Ist ein Traum, der nicht wahr wird, eine Lüge? Oder ist es sogar noch etwas schlimmeres?

Lenny_und_Karl hat gesagt…

Danke :-) Schade dass es anonym war. Wer steckt wohl dahinter? Schreib doch unter "Profil" ne Mail und sags mir?

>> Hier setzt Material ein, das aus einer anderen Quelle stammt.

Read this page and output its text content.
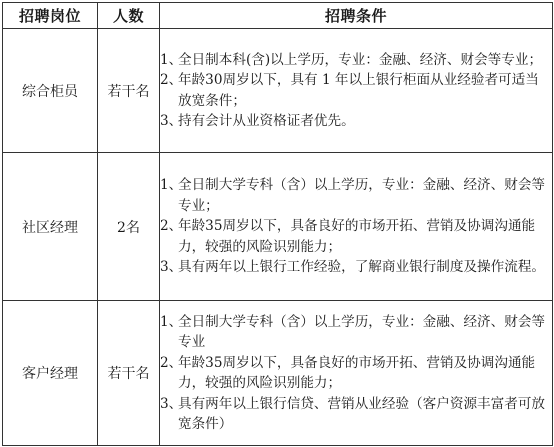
招聘岗位	人数	招聘条件
综合柜员	若干名	1、全日制本科(含)以上学历，专业：金融、经济、财会等专业；
2、年龄30周岁以下，具有 1 年以上银行柜面从业经验者可适当放宽条件；
3、持有会计从业资格证者优先。

社区经理	2名	1、全日制大学专科（含）以上学历，专业：金融、经济、财会等专业；
2、年龄35周岁以下，具备良好的市场开拓、营销及协调沟通能力，较强的风险识别能力；
3、具有两年以上银行工作经验，了解商业银行制度及操作流程。

客户经理	若干名	1、全日制大学专科（含）以上学历，专业：金融、经济、财会等专业
2、年龄35周岁以下，具备良好的市场开拓、营销及协调沟通能力，较强的风险识别能力；
3、具有两年以上银行信贷、营销从业经验（客户资源丰富者可放宽条件）
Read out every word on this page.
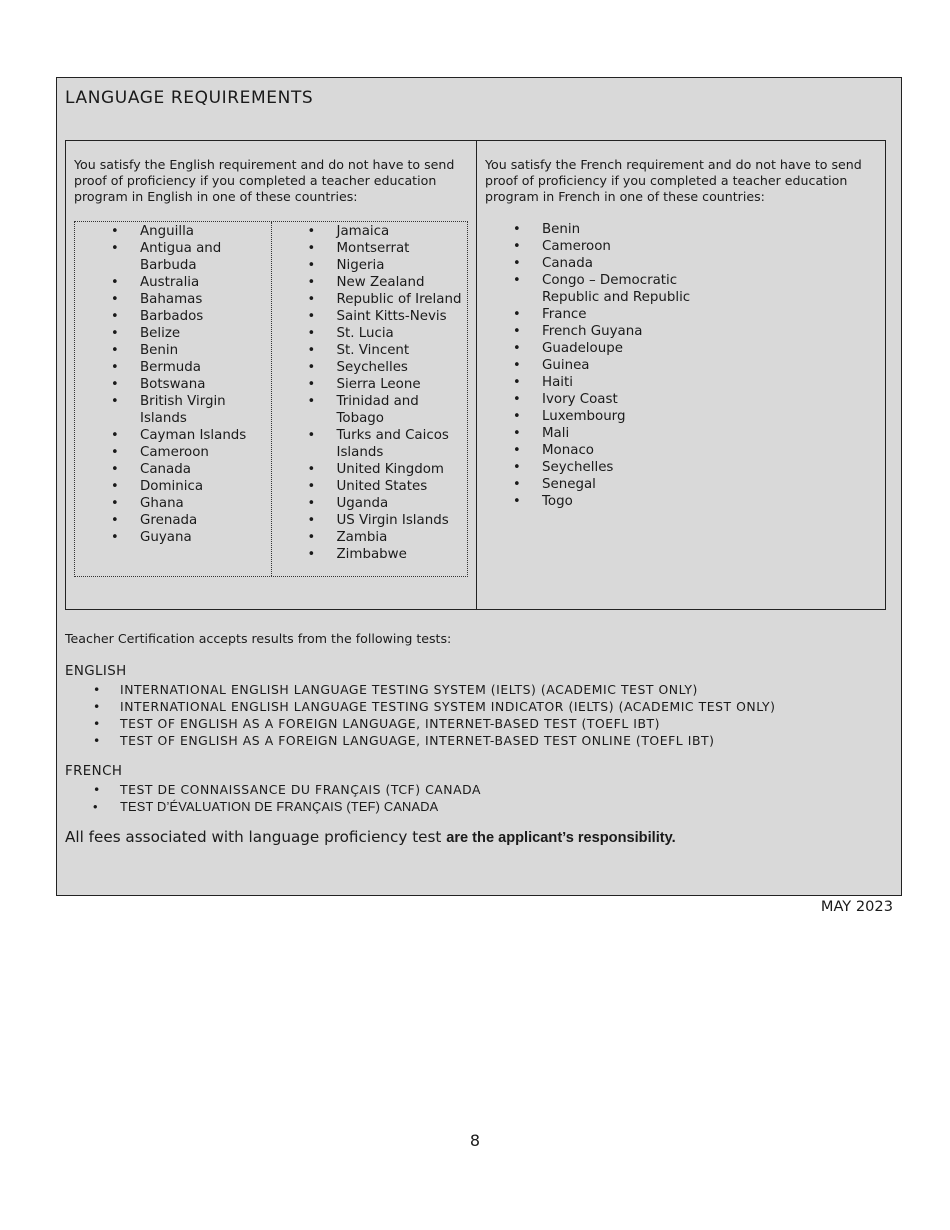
LANGUAGE REQUIREMENTS
You satisfy the English requirement and do not have to send proof of proficiency if you completed a teacher education program in English in one of these countries:
• Anguilla
• Antigua and Barbuda
• Australia
• Bahamas
• Barbados
• Belize
• Benin
• Bermuda
• Botswana
• British Virgin Islands
• Cayman Islands
• Cameroon
• Canada
• Dominica
• Ghana
• Grenada
• Guyana
• Jamaica
• Montserrat
• Nigeria
• New Zealand
• Republic of Ireland
• Saint Kitts-Nevis
• St. Lucia
• St. Vincent
• Seychelles
• Sierra Leone
• Trinidad and Tobago
• Turks and Caicos Islands
• United Kingdom
• United States
• Uganda
• US Virgin Islands
• Zambia
• Zimbabwe
You satisfy the French requirement and do not have to send proof of proficiency if you completed a teacher education program in French in one of these countries:
• Benin
• Cameroon
• Canada
• Congo – Democratic Republic and Republic
• France
• French Guyana
• Guadeloupe
• Guinea
• Haiti
• Ivory Coast
• Luxembourg
• Mali
• Monaco
• Seychelles
• Senegal
• Togo
Teacher Certification accepts results from the following tests:
ENGLISH
• INTERNATIONAL ENGLISH LANGUAGE TESTING SYSTEM (IELTS) (ACADEMIC TEST ONLY)
• INTERNATIONAL ENGLISH LANGUAGE TESTING SYSTEM INDICATOR (IELTS) (ACADEMIC TEST ONLY)
• TEST OF ENGLISH AS A FOREIGN LANGUAGE, INTERNET-BASED TEST (TOEFL IBT)
• TEST OF ENGLISH AS A FOREIGN LANGUAGE, INTERNET-BASED TEST ONLINE (TOEFL IBT)
FRENCH
• TEST DE CONNAISSANCE DU FRANÇAIS (TCF) CANADA
• TEST D’ÉVALUATION DE FRANÇAIS (TEF) CANADA
All fees associated with language proficiency test are the applicant’s responsibility.
MAY 2023
8
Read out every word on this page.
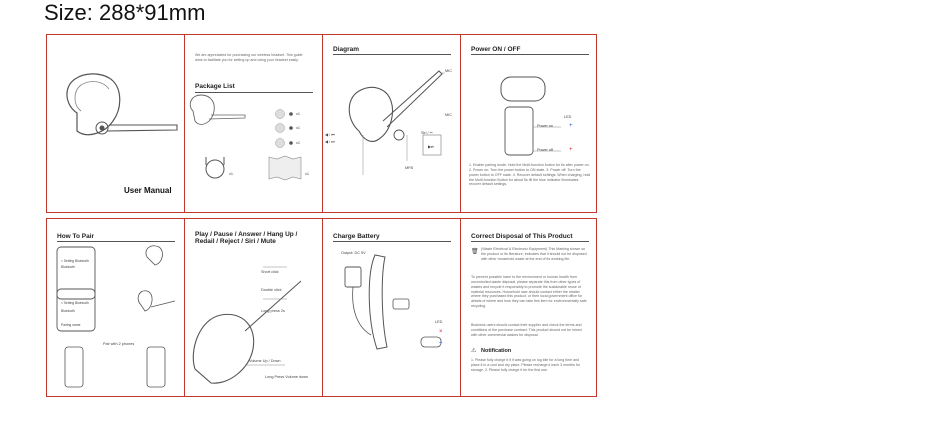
Size: 288*91mm
User Manual
We are appreciated for purchasing our wireless headset. This guide aims to facilitate you for setting up and using your headset easily.
Package List
x1
x1
x1
x1	x1
Diagram
MIC
MIC
Siri / ✂
MFB
▶⏯
◀ / ⏮
◀ / ⏭
Power ON / OFF
LED
Power on	+
Power off	+
1. Enable pairing mode: Hold the Multi-function button for 6s after power on. 2. Power on: Turn the power button to ON state. 3. Power off: Turn the power button to OFF state. 4. Recover default settings: When charging, hold the Multi-function Button for about 5s till the blue indicator illuminates recover default settings.
How To Pair
< Setting Bluetooth
Bluetooth
< Setting Bluetooth
Bluetooth
Pairing name
Pair with 2 phones
Play / Pause / Answer / Hang Up / Redail / Reject / Siri / Mute
Short click
Double click
Long press 2s
Volume Up / Down
Long Press Volume down
Charge Battery
Output: DC 5V
LED
×
+
Correct Disposal of This Product
🗑 (Waste Electrical & Electronic Equipment) This Marking shown on the product or its literature, indicates that it should not be disposed with other household waste at the end of its working life.
To prevent possible harm to the environment or human health from uncontrolled waste disposal, please separate this from other types of wastes and recycle it responsibly to promote the sustainable reuse of material resources. Household user should contact either the retailer where they purchased this product, or their local government office for details of where and how they can take this item for environmentally safe recycling.
Business users should contact their supplier and check the terms and conditions of the purchase contract. This product should not be mixed with other commercial wastes for disposal.
⚠ Notification
1. Please fully charge it if it was going on log idle for a long time and place it in a cool and dry place. Please recharge it each 3 months for storage. 2. Please fully charge it for the first use.
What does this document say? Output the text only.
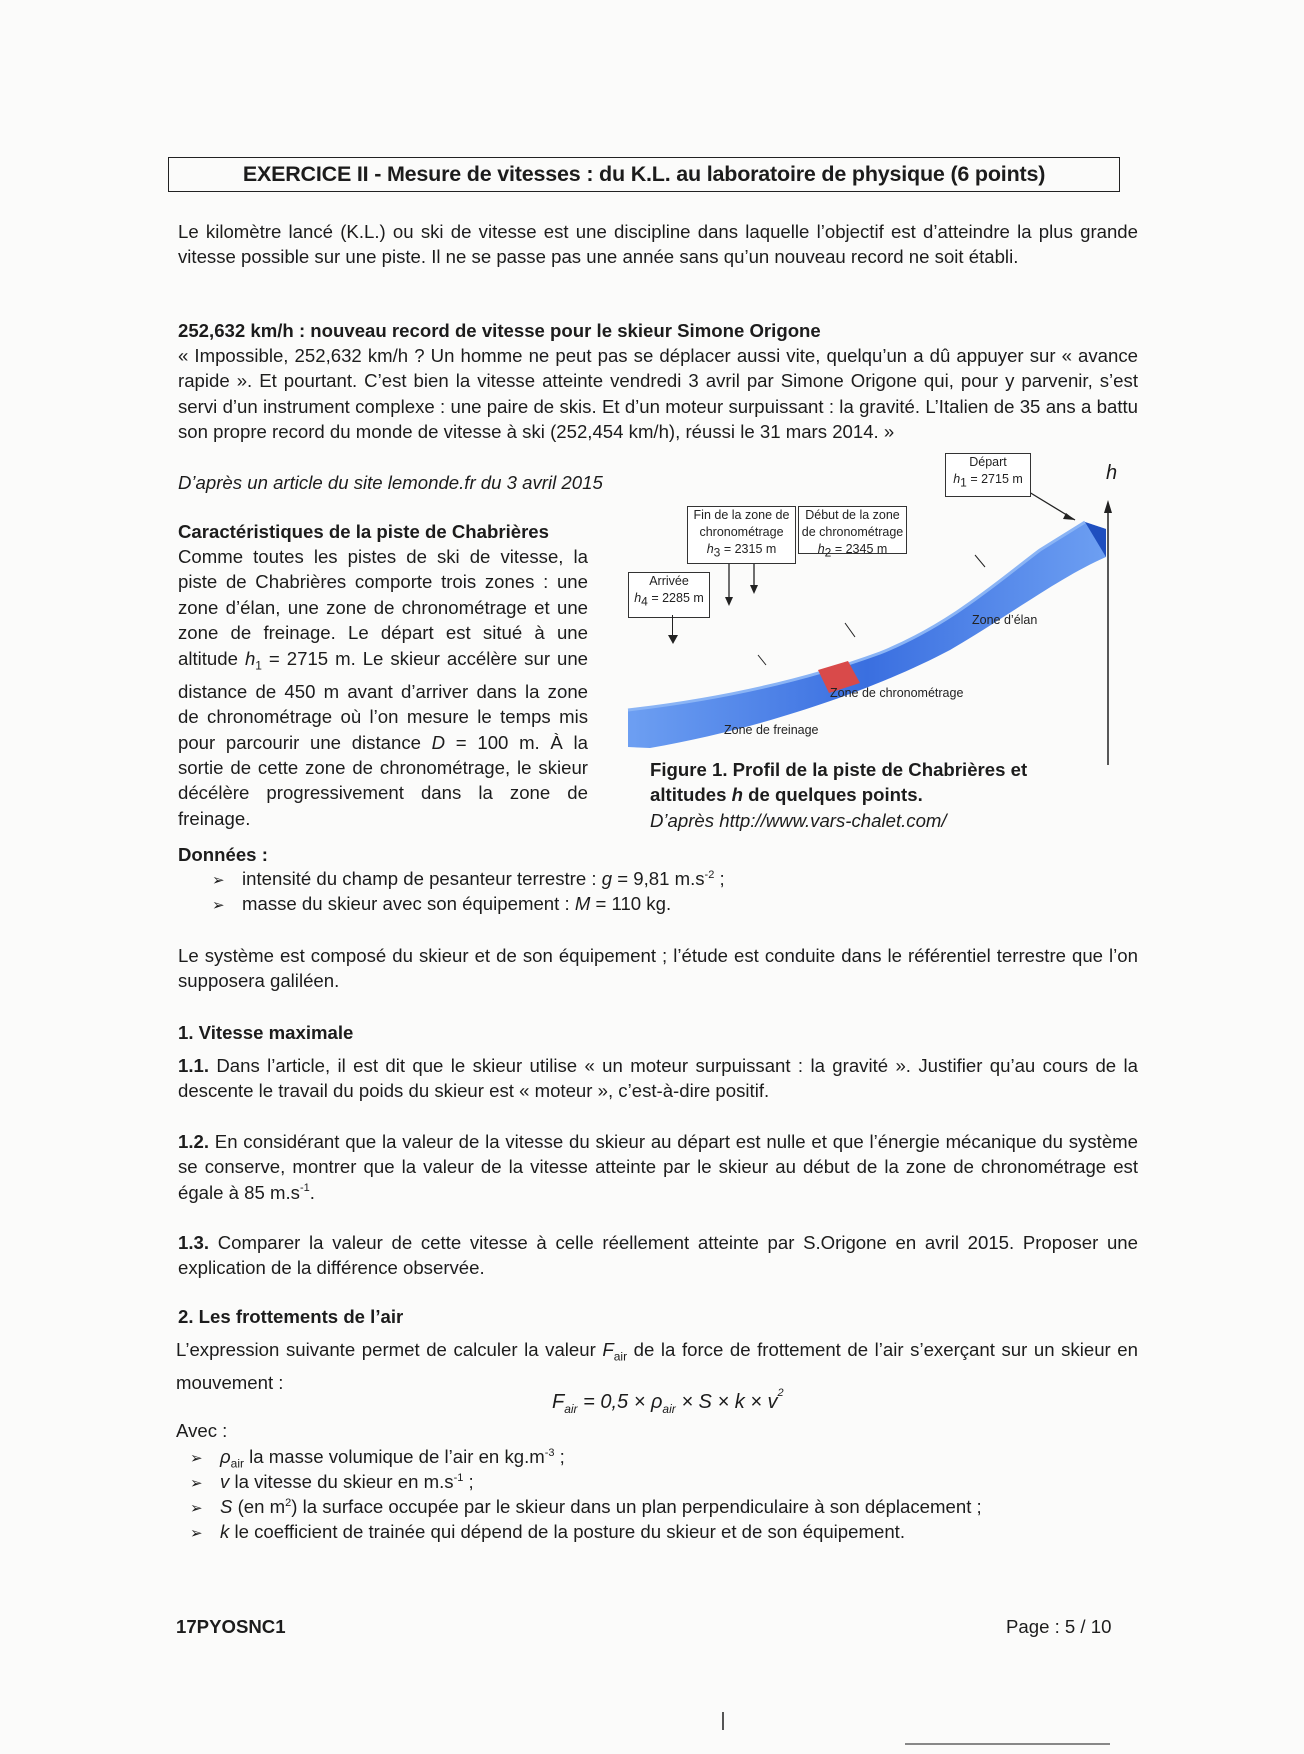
EXERCICE II - Mesure de vitesses : du K.L. au laboratoire de physique (6 points)
Le kilomètre lancé (K.L.) ou ski de vitesse est une discipline dans laquelle l’objectif est d’atteindre la plus grande vitesse possible sur une piste. Il ne se passe pas une année sans qu’un nouveau record ne soit établi.
252,632 km/h : nouveau record de vitesse pour le skieur Simone Origone
« Impossible, 252,632 km/h ? Un homme ne peut pas se déplacer aussi vite, quelqu’un a dû appuyer sur « avance rapide ». Et pourtant. C’est bien la vitesse atteinte vendredi 3 avril par Simone Origone qui, pour y parvenir, s’est servi d’un instrument complexe : une paire de skis. Et d’un moteur surpuissant : la gravité. L’Italien de 35 ans a battu son propre record du monde de vitesse à ski (252,454 km/h), réussi le 31 mars 2014. »
D’après un article du site lemonde.fr du 3 avril 2015
Caractéristiques de la piste de Chabrières
Comme toutes les pistes de ski de vitesse, la piste de Chabrières comporte trois zones : une zone d’élan, une zone de chronométrage et une zone de freinage. Le départ est situé à une altitude $h_1 = 2715$ m. Le skieur accélère sur une distance de 450 m avant d’arriver dans la zone de chronométrage où l’on mesure le temps mis pour parcourir une distance D = 100 m. À la sortie de cette zone de chronométrage, le skieur décélère progressivement dans la zone de freinage.
h
Départ
$h_1 = 2715$ m
Fin de la zone de
chronométrage
$h_3 = 2315$ m
Début de la zone
de chronométrage
$h_2 = 2345$ m
Arrivée
$h_4 = 2285$ m
Zone d’élan
Zone de chronométrage
Zone de freinage
Figure 1. Profil de la piste de Chabrières et
altitudes h de quelques points.
D’après http://www.vars-chalet.com/
Données :
➢ intensité du champ de pesanteur terrestre : g = 9,81 $m.s^{-2}$ ;
➢ masse du skieur avec son équipement : M = 110 kg.
Le système est composé du skieur et de son équipement ; l’étude est conduite dans le référentiel terrestre que l’on supposera galiléen.
1. Vitesse maximale
1.1. Dans l’article, il est dit que le skieur utilise « un moteur surpuissant : la gravité ». Justifier qu’au cours de la descente le travail du poids du skieur est « moteur », c’est-à-dire positif.
1.2. En considérant que la valeur de la vitesse du skieur au départ est nulle et que l’énergie mécanique du système se conserve, montrer que la valeur de la vitesse atteinte par le skieur au début de la zone de chronométrage est égale à 85 $m.s^{-1}$.
1.3. Comparer la valeur de cette vitesse à celle réellement atteinte par S.Origone en avril 2015. Proposer une explication de la différence observée.
2. Les frottements de l’air
L’expression suivante permet de calculer la valeur $F_{air}$ de la force de frottement de l’air s’exerçant sur un skieur en mouvement :
$F_{air} = 0,5 \times \rho_{air} \times S \times k \times v^2$
Avec :
➢ $\rho_{air}$ la masse volumique de l’air en $kg.m^{-3}$ ;
➢ v la vitesse du skieur en $m.s^{-1}$ ;
➢ S (en $m^2$) la surface occupée par le skieur dans un plan perpendiculaire à son déplacement ;
➢ k le coefficient de trainée qui dépend de la posture du skieur et de son équipement.
17PYOSNC1	Page : 5 / 10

Lenny_und_Karl hat gesagt…

Ok! Weiß bescheid und habs verstanden :-) Merci

rennsemmel hat gesagt…

so. nun bin ich hier gewesen und was erwartet mich? intellektuelle literaturkritik! und das zum feierabend. hut ab! hast du das alles selbst geschrieben? weiter so! konnte mit deflef alles klären: gehe nun nicht in den hartz, sondern bleibe bei elterlicher tasche zum drauf liegen. mir egal. melde dich! ciao, cara mia!

rennsemmel hat gesagt…

so. nun bin ich hier gewesen und was erwartet mich? intellektuelle literaturkritik! und das zum feierabend. hut ab! hast du das alles selbst geschrieben? weiter so! konnte mit deflef alles klären: gehe nun nicht in den hartz, sondern bleibe bei elterlicher tasche zum drauf liegen. mir egal. melde dich! ciao, cara mia!

Helene hat gesagt…

Der Satz ist super. Ich werde ihn mir jetzt abpinseln und mir in aller Ruhe in den nächsten Tagen gedanken darüber machen.
Wo hast du ihn her?

Oles wirre Welt hat gesagt…

Zart wie die glitzernden Fäden des frisch gesponnenen Netzes, ebenso stark und packend. Großes Kino!